Scaled-Dot Product Attention

Scaled-Dot Product Attention is a method of computing a token representation to include the context of surrounding tokens. It was described in the paper Attention Is All You Need and is used in the Transformer architecture.

In a seq-to-seq architecture, we typically convert tokens (words) into a sequence of embeddings. However, some token embeddings will be ambiguous without the surrounding context.

Consider the word "minute" in these two sentences:

"It took one minute."

and

"The size was minute."

The token representing minute will mean very different things in each sentence, even though they will use the same embedding representation. The words "took" and "size" indicate whether the word relates to time or size, respectively. We want a way to represent each token with information about important surrounding tokens.

We could use a simple average to achieve this. However, in the minute cases, some words are more important to defining the context than others. Could we also use a neural network to compute the weights for each other tokens in sequence to have the most useful average representation? That's exactly what Scaled-Dot Product Attention is.

Scaled-Dot Product Attention uses two matrix projections to compute the scores of other tokens in the sequence, then a softmax to convert to weights. Then, a final projection is to create the final weighted representation.

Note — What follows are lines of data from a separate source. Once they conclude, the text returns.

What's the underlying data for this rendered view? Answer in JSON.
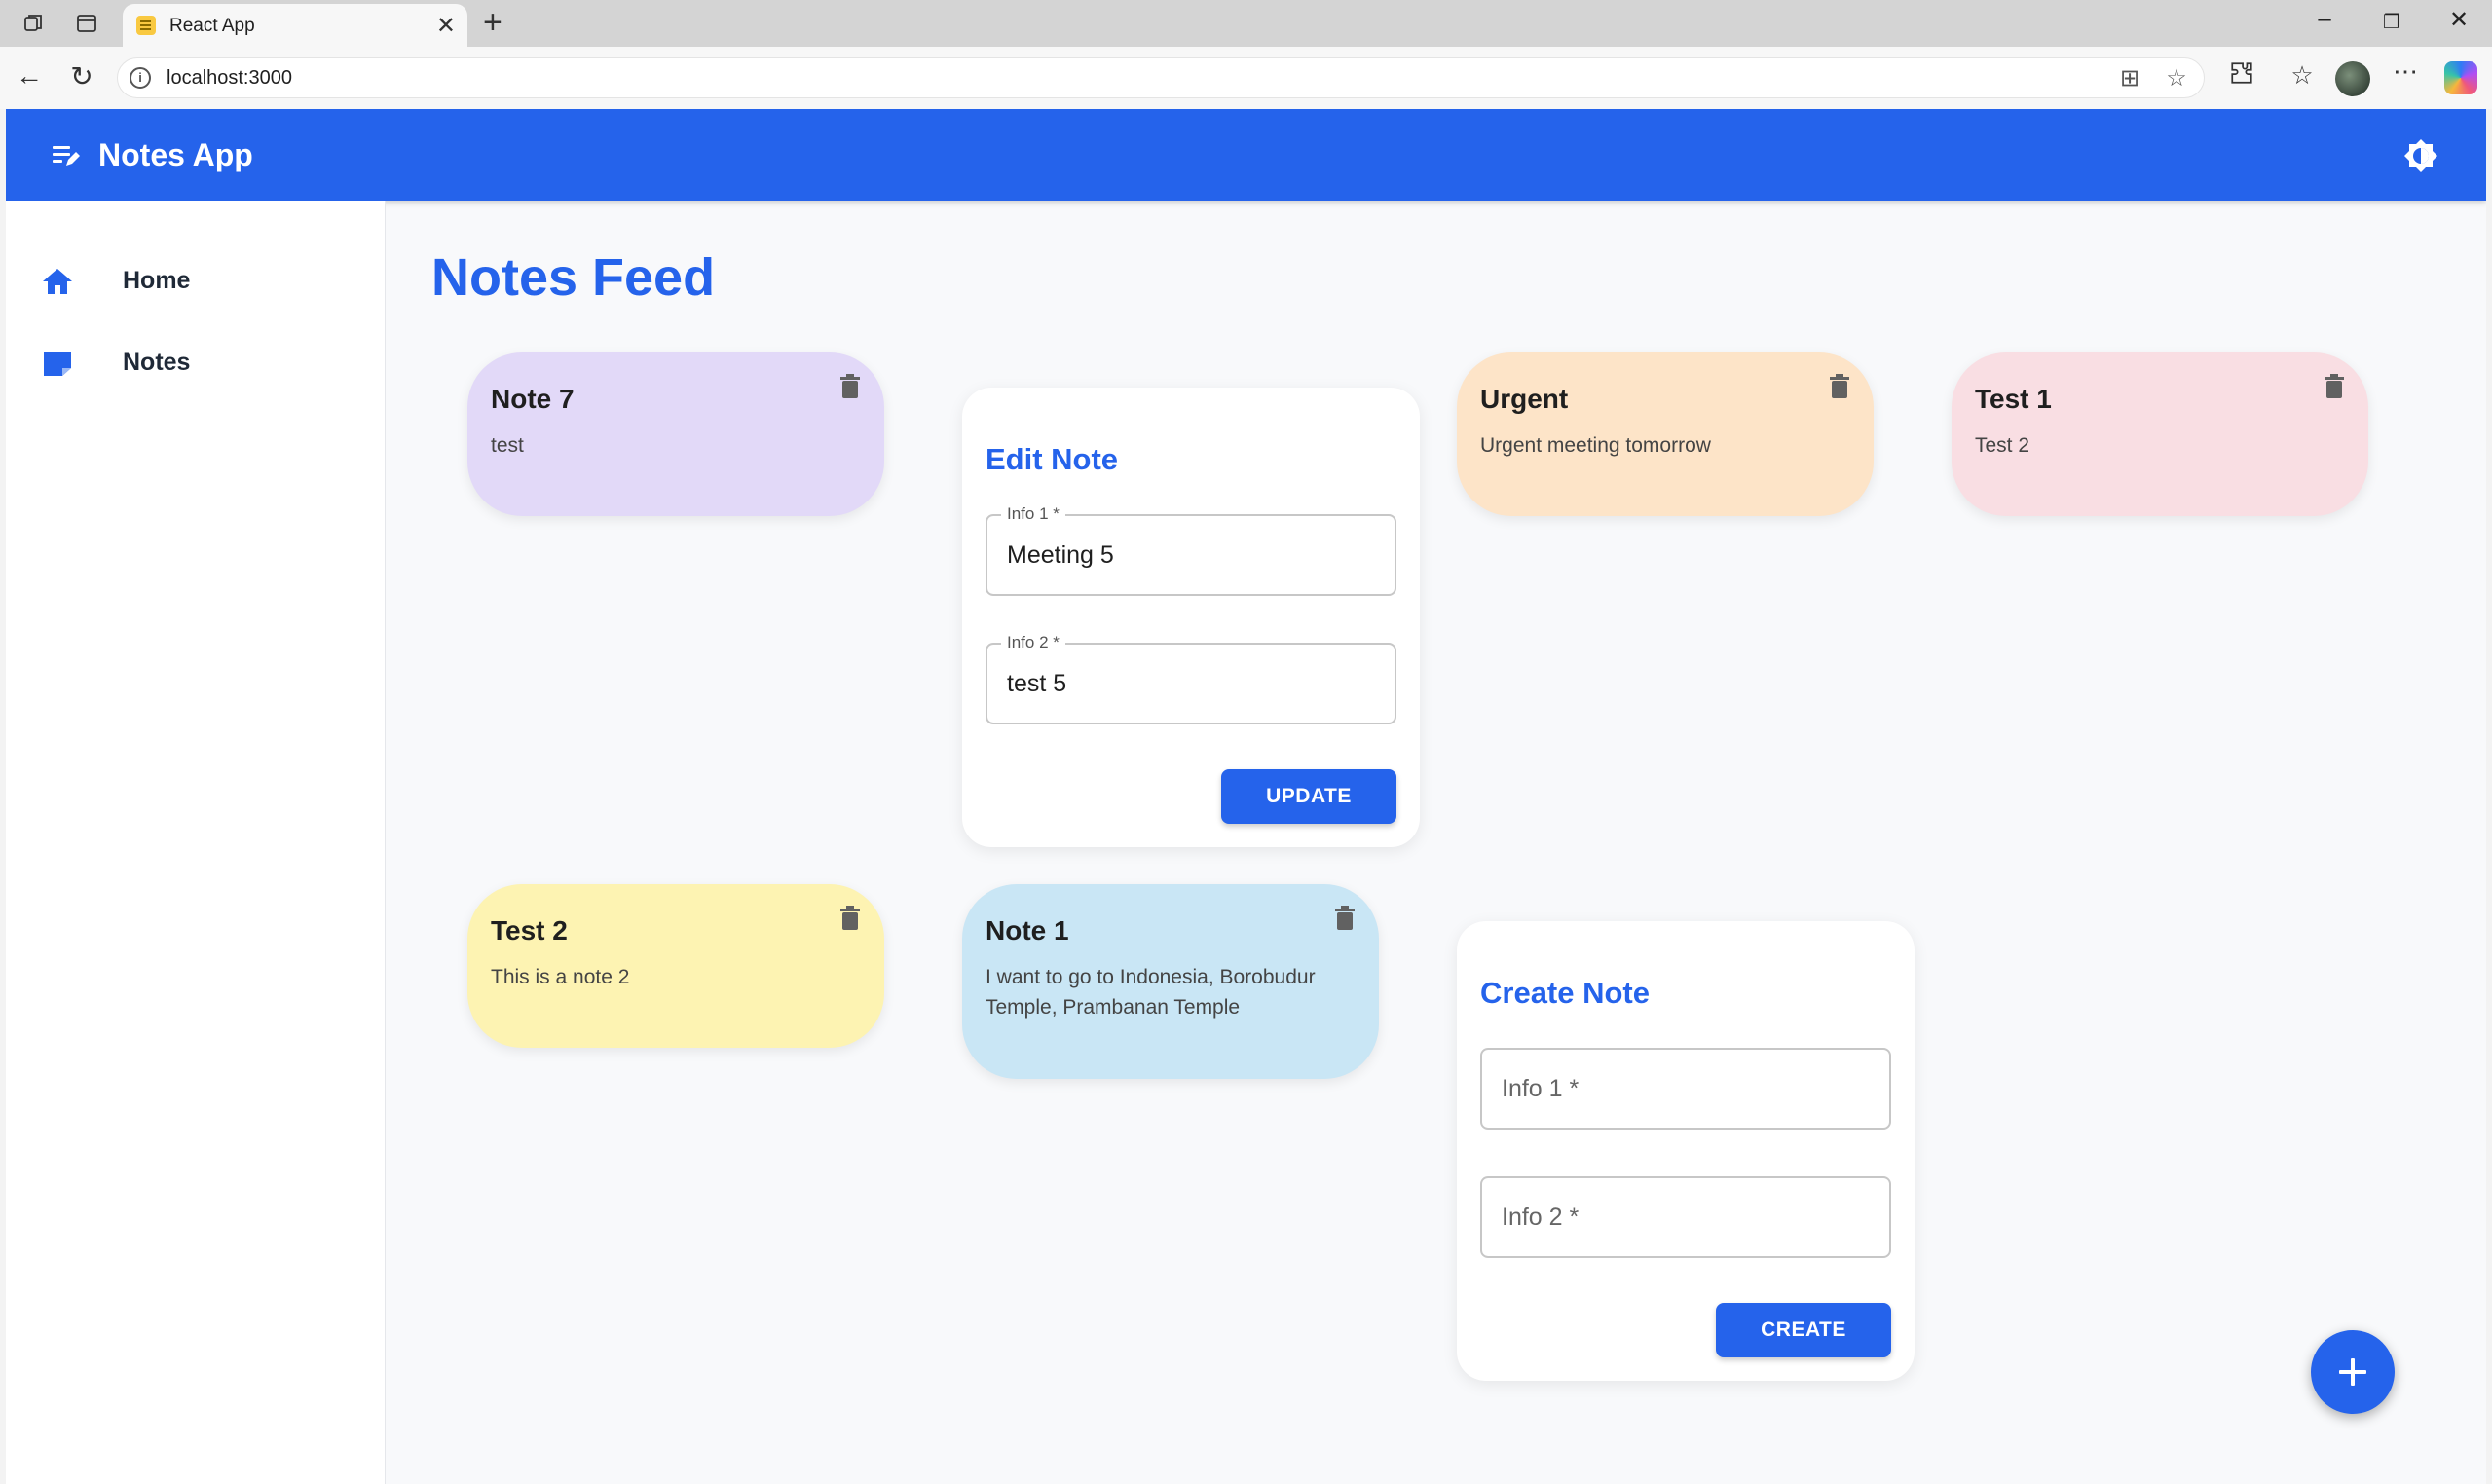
{
  "browser": {
    "tab_title": "React App",
    "url": "localhost:3000"
  },
  "app": {
    "title": "Notes App"
  },
  "sidebar": {
    "items": [
      {
        "label": "Home",
        "icon": "home-icon"
      },
      {
        "label": "Notes",
        "icon": "notes-icon"
      }
    ]
  },
  "feed": {
    "title": "Notes Feed",
    "notes": [
      {
        "title": "Note 7",
        "body": "test",
        "color": "#e2d9f8"
      },
      {
        "title": "Urgent",
        "body": "Urgent meeting tomorrow",
        "color": "#fde4c8"
      },
      {
        "title": "Test 1",
        "body": "Test 2",
        "color": "#f9dee3"
      },
      {
        "title": "Test 2",
        "body": "This is a note 2",
        "color": "#fdf3b2"
      },
      {
        "title": "Note 1",
        "body": "I want to go to Indonesia, Borobudur Temple, Prambanan Temple",
        "color": "#c9e6f5"
      }
    ]
  },
  "edit_form": {
    "title": "Edit Note",
    "field1_label": "Info 1 *",
    "field1_value": "Meeting 5",
    "field2_label": "Info 2 *",
    "field2_value": "test 5",
    "button": "UPDATE"
  },
  "create_form": {
    "title": "Create Note",
    "field1_placeholder": "Info 1 *",
    "field2_placeholder": "Info 2 *",
    "button": "CREATE"
  },
  "colors": {
    "primary": "#2563eb",
    "background": "#f8f9fb"
  }
}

All the weights in the attention module are learned alongside the rest of the network.

Let's see how to compute it step-by-step.

Scaled-Dot Product Attention Step-by-step

0. Prepare Input

Though this step is technically not part of Scaled-Dot Product Attention, we represent input tokens in the Transformer architecture using a standard token embedding: nn.Embedding and a Positional Encoding, which we combine to create a final representation.

The positional embedding represents each token's position in the sequence, as this information would otherwise be lost.

The dimensions of this input are batch, time, and embedding size. For example, with a batch size of 8, four input words (assuming word-level tokenisation) and an embedding dimension of 1024, the embeddings would have a shape of: (8, 4, 1024)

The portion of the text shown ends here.